Auth., Civ. Action No. 12-cv-4706, 2013 WL 787032, at *4
(E.D. Pa. Mar. 1, 2013); see also United States ex rel.
Krol v. Arch Ins. Co., 46 F.Supp.3d 347, 353 (S.D.N.Y.
2014) (explaining that laborers who perform under contracts
governed by the Davis-Bacon Act may seek relief under section
3 of the Act, 40 U.S.C. § 3144(a)(2), only if (1)
“funds withheld by the [contracting] agency are
insufficient to fully reimburse all laborers who are entitled
to prevailing wages” and (2) “either the
contracting agency or the [Department of Labor] . . . has
administratively determined that the contractor or
subcontractor has failed to pay prevailing wages”).
Apart from the narrow remedy set forth in section 3, there
“is no implied right of private action under the
Davis-Bacon Act, ” Bane v. Radio Corp. of Am.,
811 F.2d 1504, 1987 WL 35851, at *1 (4th Cir. 1987)
(unpublished table decision); see also Duran-Quezada v.
Clark Constr. Grp., LLC, 582 F. App’x 238, 239
(4th Cir. 2014) (per curiam) (agreeing with the
“majority of . . . sister Circuits to address this
question . . . that ‘neither the language, the history,
nor the structure of the [Davis-Bacon Act] supports the
implication of a private right of action’”

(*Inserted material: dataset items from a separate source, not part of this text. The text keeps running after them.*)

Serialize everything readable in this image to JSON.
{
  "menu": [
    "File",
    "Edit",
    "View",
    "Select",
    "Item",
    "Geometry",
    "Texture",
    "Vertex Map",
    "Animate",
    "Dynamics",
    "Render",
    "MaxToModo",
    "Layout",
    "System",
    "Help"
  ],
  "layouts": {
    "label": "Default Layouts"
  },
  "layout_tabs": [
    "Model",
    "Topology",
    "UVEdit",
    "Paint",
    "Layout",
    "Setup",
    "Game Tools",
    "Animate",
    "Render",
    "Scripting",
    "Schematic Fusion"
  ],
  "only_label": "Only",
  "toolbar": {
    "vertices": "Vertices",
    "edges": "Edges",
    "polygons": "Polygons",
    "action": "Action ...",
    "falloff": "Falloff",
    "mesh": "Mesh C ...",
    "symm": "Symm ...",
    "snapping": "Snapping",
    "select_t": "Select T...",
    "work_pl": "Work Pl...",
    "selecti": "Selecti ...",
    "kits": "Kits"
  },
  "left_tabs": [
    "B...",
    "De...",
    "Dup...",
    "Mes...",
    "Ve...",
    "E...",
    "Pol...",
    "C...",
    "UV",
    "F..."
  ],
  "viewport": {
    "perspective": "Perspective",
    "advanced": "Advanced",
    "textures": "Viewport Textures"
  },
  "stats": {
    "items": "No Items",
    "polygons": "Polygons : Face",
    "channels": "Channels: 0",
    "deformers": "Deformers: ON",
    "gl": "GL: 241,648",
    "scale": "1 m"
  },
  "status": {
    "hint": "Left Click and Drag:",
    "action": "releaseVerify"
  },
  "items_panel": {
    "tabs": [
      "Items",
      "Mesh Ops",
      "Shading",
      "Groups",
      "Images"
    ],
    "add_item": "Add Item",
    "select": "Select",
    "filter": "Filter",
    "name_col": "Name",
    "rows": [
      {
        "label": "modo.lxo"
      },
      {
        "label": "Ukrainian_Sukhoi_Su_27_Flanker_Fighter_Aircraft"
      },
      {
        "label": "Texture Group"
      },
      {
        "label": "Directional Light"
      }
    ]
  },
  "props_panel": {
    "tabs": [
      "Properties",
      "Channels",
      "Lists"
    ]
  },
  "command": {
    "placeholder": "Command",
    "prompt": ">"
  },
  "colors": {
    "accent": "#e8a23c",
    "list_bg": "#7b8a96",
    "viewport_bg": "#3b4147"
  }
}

(quoting United States ex rel. Glynn v. Capeletti Bros.,
Inc., 621 F.2d 1309, 1317 (5th Cir. 1980)));
Robinson v. Ohio Hous. Fin. Agency, No. 1:11-cv-352,
2011 WL 7789840, at *4 (S.D. Ohio Dec. 15, 2011) (collecting
cases), adopted as modified, 2012 WL 1564312 (S.D.
Ohio May 2, 2012). Thus, had Plaintiffs expressly included a
Davis- Bacon count in their Complaint, that count would fail
because Plaintiffs do not aver that they have pursued any
administrative remedies with respect to their unpaid
“scale” wages; for that matter, the relevant
allegations in Plaintiffs’ Complaint are so vague and
conclusory that the Court cannot even ascertain which
contracting agencies, if any, might have shared
responsibility with the Department of Labor for determining
whether Defendant failed to pay such wages.
Plaintiffs’ FLSA, MWHL, and MWPCL counts are
inappropriate vehicles for obtaining back wages as prescribed
by the Davis-Bacon Act. The FLSA and the MWHL supply parallel
guarantees of minimum-wage and overtime compensation,
compare 29 U.S.C. §§ 206- 07,
with Md. Code Ann., Lab. & Empl. §§
3-413, -415, but neither statute provides for a
“scale” or prevailing wage. The MWPCL is broader
in the sense that it defines a “wage” as
“all compensation that is due to an employee for
employment, ” Md. Code Ann., Lab. & Empl. §
3-501(c)(1). However, federal courts have repeatedly rejected
attempts by litigants to avert the administrative
requirements of the Davis-Bacon Act by cloaking inherently
Davis-Bacon claims in the garb of state law. See
Grochowski v. Phoenix Constr., 318 F.3d 80, 86 (2d Cir.
2003) (“Since . . . no private right of action exists
under the [Davis-Bacon Act], the plaintiffs[’] efforts
to bring their claims as state common-law claims are clearly
an impermissible ‘end run’ around the
[Act].”); Johnson v. Prospect Waterproofing
Co., 813 F.Supp.2d 4, 9 (D.D.C. 2011) (“[A]s
courts in this circuit and elsewhere have concluded,
plaintiffs cannot get around the administrative prerequisites
of the [Davis-Bacon] Act simply by dressing up their claim in
new language and asserting that it arises under state
law.”); accord Castro v. Fid. & Deposit Co. of
Md., 59 F.Supp.3d 9, 15 (D.D.C. 2014); Horne v.